Irritation parameter:

cornea opacity score

Basis:

mean

Time point:

24/48/72 h

Score:

0

Max. score:

0

Irritation parameter:

iris score

Basis:

mean

Time point:

24/48/72 h

Score:

0

Max. score:

0

Irritation parameter:

conjunctivae score

Basis:

mean

Time point:

24/48/72 h

Score:

0.7

Max. score:

1

Reversibility:

fully reversible within: 72 hours

Irritation parameter:

chemosis score

Basis:

mean

Time point:

24/48/72 h

Score:

0.17

Max. score:

1

Reversibility:

fully reversible within: 48 hours

Irritant / corrosive response data:

No corneal or iridial effects were noted in any animal during the study. Moderate conjunctival irritation was seen in two animals at one hour and minimal conjunctival irritation was seen in one animal at one hour. Minimal conjuctival irritation was seen at 24 hours and 48 hours. No effects were seen at 72 hours in the surviving animals.

Other effects:

The first treated animal was found dead three days after test substance application and the third animal was found dead two days after application.

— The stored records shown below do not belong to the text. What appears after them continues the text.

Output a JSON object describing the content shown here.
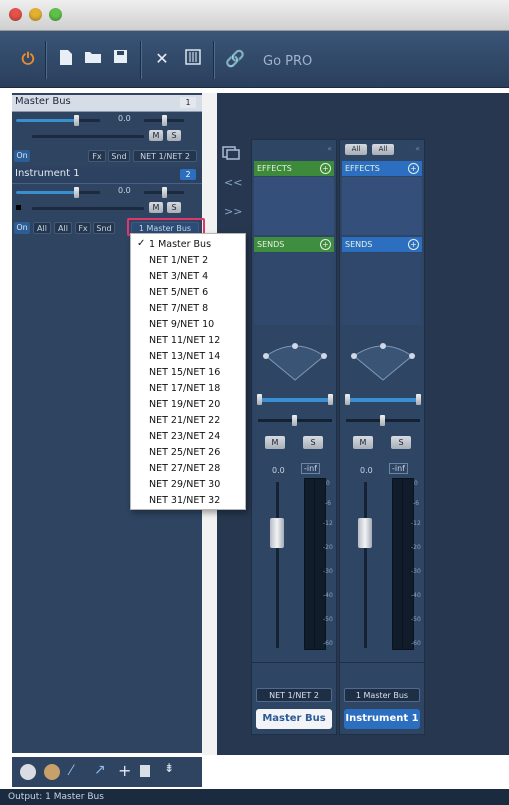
{
  "toolbar": {
    "gopro_label": "Go PRO",
    "icons": [
      "power-icon",
      "new-document-icon",
      "open-folder-icon",
      "save-icon",
      "tools-icon",
      "mixer-settings-icon",
      "link-icon"
    ]
  },
  "tracks": [
    {
      "name": "Master Bus",
      "number": "1",
      "volume": "0.0",
      "mute_label": "M",
      "solo_label": "S",
      "on_label": "On",
      "fx_label": "Fx",
      "snd_label": "Snd",
      "output": "NET 1/NET 2"
    },
    {
      "name": "Instrument 1",
      "number": "2",
      "volume": "0.0",
      "mute_label": "M",
      "solo_label": "S",
      "on_label": "On",
      "all1_label": "All",
      "all2_label": "All",
      "fx_label": "Fx",
      "snd_label": "Snd",
      "output": "1 Master Bus"
    }
  ],
  "output_menu": {
    "items": [
      "1 Master Bus",
      "NET 1/NET 2",
      "NET 3/NET 4",
      "NET 5/NET 6",
      "NET 7/NET 8",
      "NET 9/NET 10",
      "NET 11/NET 12",
      "NET 13/NET 14",
      "NET 15/NET 16",
      "NET 17/NET 18",
      "NET 19/NET 20",
      "NET 21/NET 22",
      "NET 23/NET 24",
      "NET 25/NET 26",
      "NET 27/NET 28",
      "NET 29/NET 30",
      "NET 31/NET 32"
    ],
    "checked": "1 Master Bus"
  },
  "mixer": {
    "collapse_label": "<<",
    "expand_label": ">>",
    "strips": [
      {
        "effects_label": "EFFECTS",
        "sends_label": "SENDS",
        "mute_label": "M",
        "solo_label": "S",
        "volume": "0.0",
        "peak": "-inf",
        "output": "NET 1/NET 2",
        "name": "Master Bus",
        "all_labels": []
      },
      {
        "effects_label": "EFFECTS",
        "sends_label": "SENDS",
        "mute_label": "M",
        "solo_label": "S",
        "volume": "0.0",
        "peak": "-inf",
        "output": "1 Master Bus",
        "name": "Instrument 1",
        "all_labels": [
          "All",
          "All"
        ]
      }
    ],
    "meter_scale": [
      "0",
      "-6",
      "-12",
      "-20",
      "-30",
      "-40",
      "-50",
      "-60"
    ]
  },
  "bottom_toolbar": {
    "plus_label": "+"
  },
  "status": {
    "output_text": "Output: 1 Master Bus"
  },
  "colors": {
    "accent": "#2d5d95",
    "effects_green": "#3d8a3a",
    "sends_green": "#3f8d40",
    "highlight": "#e0366b",
    "name_selected_bg": "#2c6fc0"
  }
}
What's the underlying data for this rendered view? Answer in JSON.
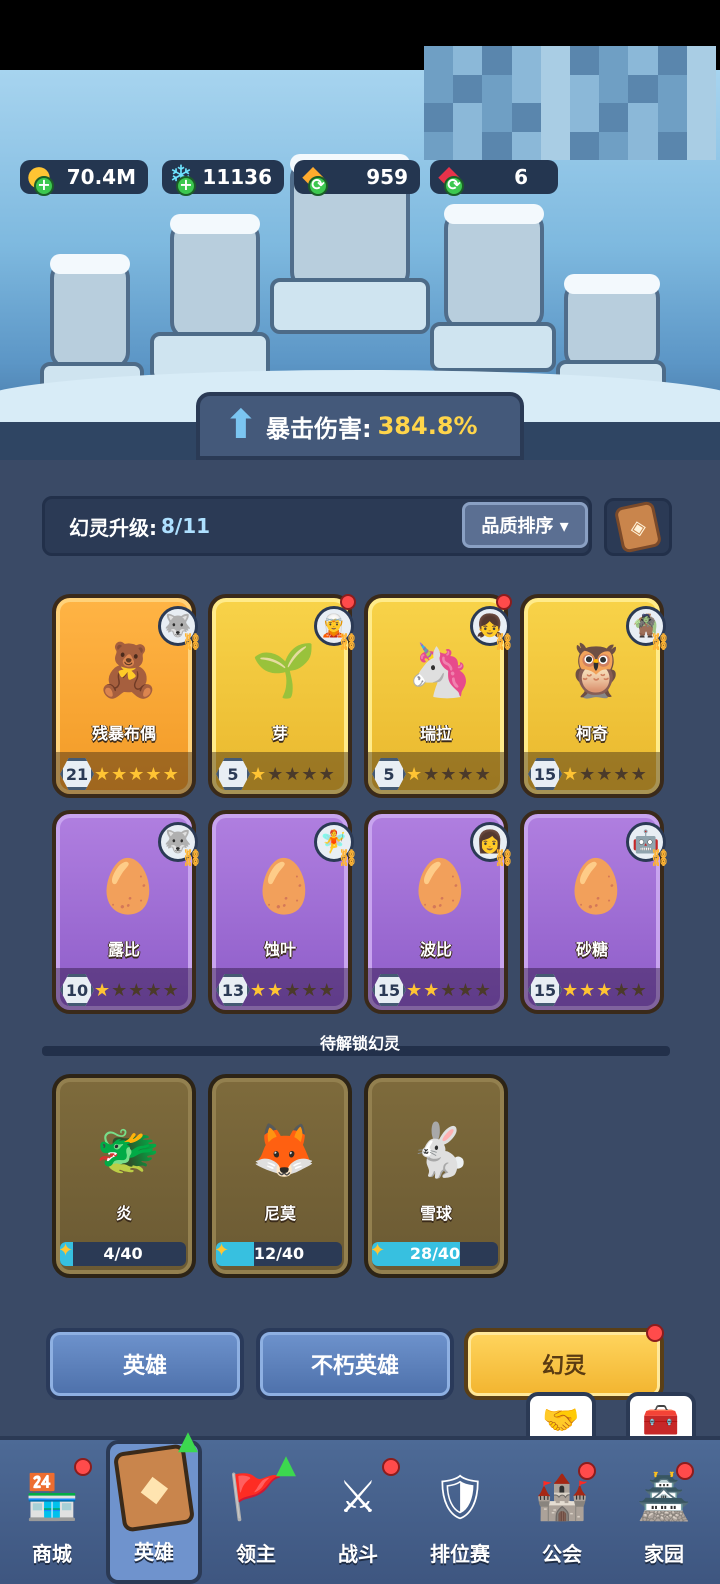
{
  "resources": [
    {
      "icon": "gold-coin-icon",
      "value": "70.4M"
    },
    {
      "icon": "blue-crystal-icon",
      "value": "11136"
    },
    {
      "icon": "orange-gem-icon",
      "value": "959"
    },
    {
      "icon": "red-gem-icon",
      "value": "6"
    }
  ],
  "crit": {
    "label": "暴击伤害:",
    "value": "384.8%"
  },
  "upgrade": {
    "label": "幻灵升级:",
    "count": "8/11",
    "sort_label": "品质排序 ▾"
  },
  "spirits": [
    {
      "name": "残暴布偶",
      "level": "21",
      "stars": 5,
      "rarity": "orange",
      "glyph": "🧸",
      "avatar": "🐺",
      "dot": false
    },
    {
      "name": "芽",
      "level": "5",
      "stars": 1,
      "rarity": "gold",
      "glyph": "🌱",
      "avatar": "🧝",
      "dot": true
    },
    {
      "name": "瑞拉",
      "level": "5",
      "stars": 1,
      "rarity": "gold",
      "glyph": "🦄",
      "avatar": "👧",
      "dot": true
    },
    {
      "name": "柯奇",
      "level": "15",
      "stars": 1,
      "rarity": "gold",
      "glyph": "🦉",
      "avatar": "🧌",
      "dot": false
    },
    {
      "name": "露比",
      "level": "10",
      "stars": 1,
      "rarity": "purple",
      "glyph": "🥚",
      "avatar": "🐺",
      "dot": false
    },
    {
      "name": "蚀叶",
      "level": "13",
      "stars": 2,
      "rarity": "purple",
      "glyph": "🥚",
      "avatar": "🧚",
      "dot": false
    },
    {
      "name": "波比",
      "level": "15",
      "stars": 2,
      "rarity": "purple",
      "glyph": "🥚",
      "avatar": "👩",
      "dot": false
    },
    {
      "name": "砂糖",
      "level": "15",
      "stars": 3,
      "rarity": "purple",
      "glyph": "🥚",
      "avatar": "🤖",
      "dot": false
    }
  ],
  "locked_section_label": "待解锁幻灵",
  "locked_spirits": [
    {
      "name": "炎",
      "progress": "4/40",
      "fraction": 0.1,
      "glyph": "🐲"
    },
    {
      "name": "尼莫",
      "progress": "12/40",
      "fraction": 0.3,
      "glyph": "🦊"
    },
    {
      "name": "雪球",
      "progress": "28/40",
      "fraction": 0.7,
      "glyph": "🐇"
    }
  ],
  "tabs": {
    "heroes": "英雄",
    "immortal_heroes": "不朽英雄",
    "spirits": "幻灵"
  },
  "nav": [
    {
      "label": "商城",
      "icon": "shop-icon",
      "glyph": "🏪"
    },
    {
      "label": "英雄",
      "icon": "hero-card-icon",
      "glyph": "◆"
    },
    {
      "label": "领主",
      "icon": "lord-banner-icon",
      "glyph": "🚩"
    },
    {
      "label": "战斗",
      "icon": "sword-icon",
      "glyph": "⚔"
    },
    {
      "label": "排位赛",
      "icon": "ranked-shield-icon",
      "glyph": "🛡"
    },
    {
      "label": "公会",
      "icon": "guild-castle-icon",
      "glyph": "🏰"
    },
    {
      "label": "家园",
      "icon": "home-castle-icon",
      "glyph": "🏯"
    }
  ]
}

Individual scores for Ocular Irritation

Rabbit name and sex	75066 Male				75073 Male				75083 Male
IPR	0				0				0
Time after treatment	1 hour	24 hours	48 hours	72 hours	1 hour	24 hours	48 hours	72 hours	1 hour	24 hours	48 hours
Cornea
Degree of Opacity	0	0	0	0	0	0	0	0	0	0	-
Area of Cornea Involved	0	0	0	0	0	0	0	0	0	0	-
Iris	0	0	0	0	0	0	0	0	0	0	-
Conjunctivae
Redness	1	1	1	0	1	1	1	0	2	1	-
Chemosis	1	1	0	0	1	0	0	0	1	1	-
Discharge	2	0	0	0	1	0	0	0	1	0	-

Interpretation of results:

not irritating

Remarks:

Migrated information Criteria used for interpretation of results: EU

Conclusions:

The substance is not classified as corrosive or irritant based on the results of this study. It is not clear whether the mortalities noted on the study were test substance related.

Executive summary:

A study has been undertaken according to OECD method 405 and EU method B5 to determine the eye irritancy of 2 -Propenoic acid, 2 -fluoro-, methyl ester. The study shows that the test item does not meet the criteria for classification according to Regulation (EC) No. 1272/2008. It is not clear whether the observed mortalities within the study are test substance related.